Padahal selama persidangan berlangsung, Fauzi bertingkah aneh:
tidur-tiduran di bangku ruang sidang, bahkan di lantai, sembari
terus memegangi kepalanya dan selalu dipapah petugas karena
seperti tak mampu berdiri. Dan antara lain karena itulah pada
persidangan sebelumnya jaksa mencabut tuntutannya dan minta agar
tertuduh dibebaskan. Berpura-purakah Fauzi?
Menurut visum dokter Letkol C.D.I Djoko Soemartedjo dari RSPAD,
berdasarkan observasi selama sekitar dua bulan, terdakwa utama
dalam kasus pembunuhan peragawati itu menderita sindroma otak
organik, akibat kecelakaan lalu lintas yang dialaminya tahun
1971. Penderita ini, kata Djoko di muka sidang
Pengadilan,"sangat diragukan dapat bertanggung jawab apabila ia
melakukan suatu perbuatan yang melanggar hukum." Kesimpulan
dokter Djoko yang menjabat Kepala Departemen Jiwa RSPAD Gatot
Soebroto, Jakarta, itu memperkuat surat keterangan dokter
Dengara Pane dari Rumah Sakit Jiwa Grogol, yang Juni lalu
melakukan observasi sekitar dua minggu atas diri Fauzi, 56
tahun.
Penderita sindroma otak organik, menurut Djoko, secara umum
kehilangan sikap abstrak: tak mampu bila dihadapkan pada situasi
yang membutuhkan abstraksi seperti merencanakan sesuatu. Ia juga
akan terganggu menghadapi situasi yang berubah-ubah. Tapi, kata
Djoko, "bila menghadapi pekerjaan rutin seperti merokok, mencuci
atau pembicaraan ringan, penderita penyakit ini kelihatan
seperti orang normal."
Gejala pada penderita yaitu: sering sakit kepala berlebihan,
napas cepat, nadi tak teratur dan bila berjalan merasa goyang.
Ia bisa agresif bila tak dapat menguasai situasi. Namun, "hal
itu tidak dilakukannya secara sadar." Tambah Djoko lagi:
penderita sindroma otak organik tak bisa disembuhkan. Obat hanya
berfungsi agar keadaannya tidak bertambah parah.

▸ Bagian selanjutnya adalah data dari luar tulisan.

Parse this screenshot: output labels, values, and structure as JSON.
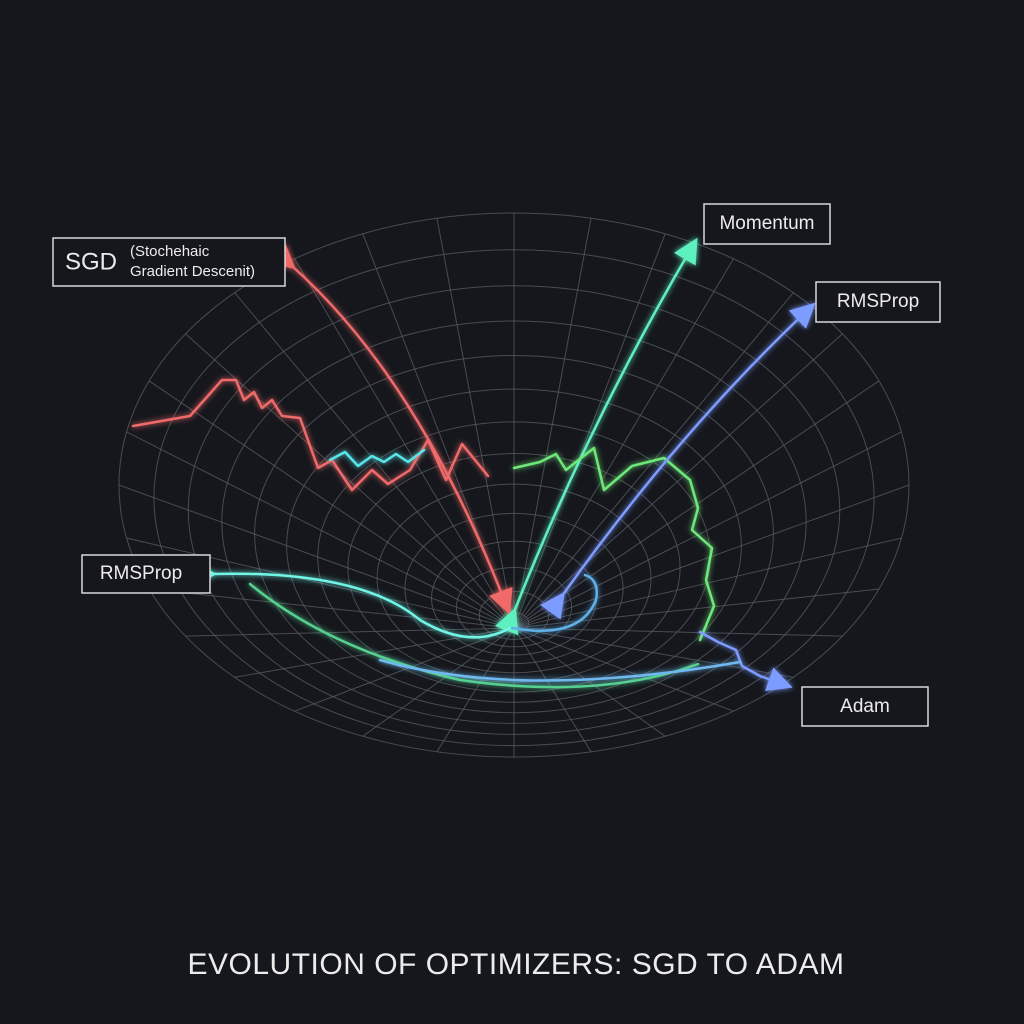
{
  "title": "EVOLUTION OF OPTIMIZERS: SGD TO ADAM",
  "labels": {
    "sgd": {
      "name": "SGD",
      "note_lines": [
        "(Stochehaic",
        "Gradient Descenit)"
      ]
    },
    "momentum": "Momentum",
    "rmsprop_right": "RMSProp",
    "rmsprop_left": "RMSProp",
    "adam": "Adam"
  }
}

Jaksa J.R. Bangun dalam sidang dua pekan lalu, rupanya yakin
akan penyakit tertuduh. Bangun sendiri memang percaya terdakwa
bersalah turut serta melakukan pembunuhan berencana, seperti
diatur pasal 340 jo pasal 55 (1) KUHPidana. Tapi karena
keadaannya, kepada Fauzi tak bisa dimintakan tanggung jawab atas
perbuatan itu.
"Saya berpegang kepada visum dokter Djoko dan keterangan dokter
Dengara Pane, yang menjadi saksi ahli dalam sidang," kata Bangun
kepada TEMPO.
Ia merasa tak punya alasan untuk meragukan keterangan saksi ahli
itu, bab visum yang dibuat Djoko merupakan hasil "godokan"

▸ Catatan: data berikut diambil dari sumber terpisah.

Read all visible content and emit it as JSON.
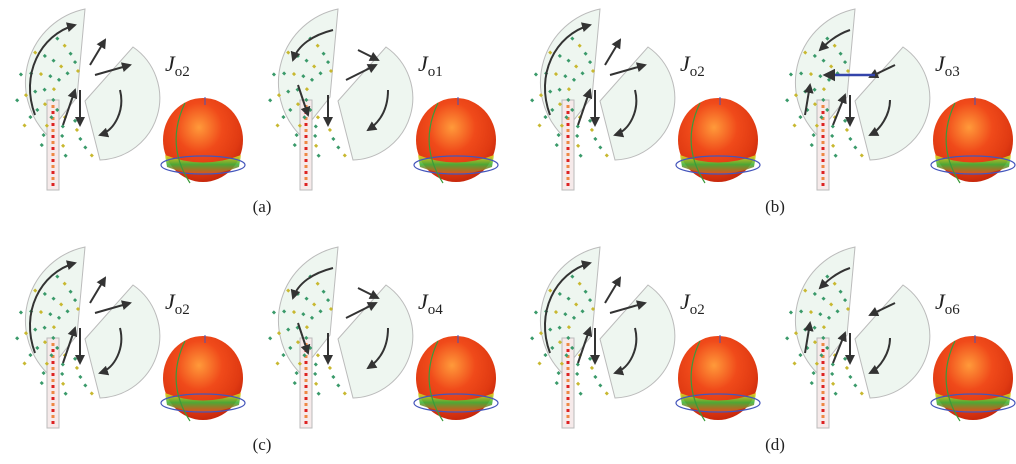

lima orang ahli di RSPAD. Dan di Rumah Sakit Jiwa Grogol,
terdakwa diobservasi tujuh ahli empat psikiater, dua psikolog
dan seorang neurolog. "Kalau sudah 12 ahli yang memeriksa,
mengapa saya tidak percaya?" kata Bangun lagi.
Tuntutan bebas dari jaksa, membuat pembela Yan Apul senang,
tentu saja. Apalagi karena ia yakin, kliennya "betul-betul tidak
waras." Pernah, katanya, Fauzi mengeluh pusing. Yan memberi Rp
10 ribu untuk berobat ke dokter.
Ketika Fauzi balik lagi, pembela itu meminta perincian uang yang
ia berikan. Fauzi pun menjawab: yang Rp 5 ribu untuk berobat dan
yang Rp 7 ribu untuk makan-makan. Padahal ia tak punya uang lain
selain pemberian yang Rp 10 ribu itu.
Tapi tingkat kesadaran Haji Fauzi sebenarnya cukup baik,
seperti tertera dalam visum Djoko yang diserahkan kepada
pengadilan. Asalkan, ia tidak dahulu keadaan tegang atau stress.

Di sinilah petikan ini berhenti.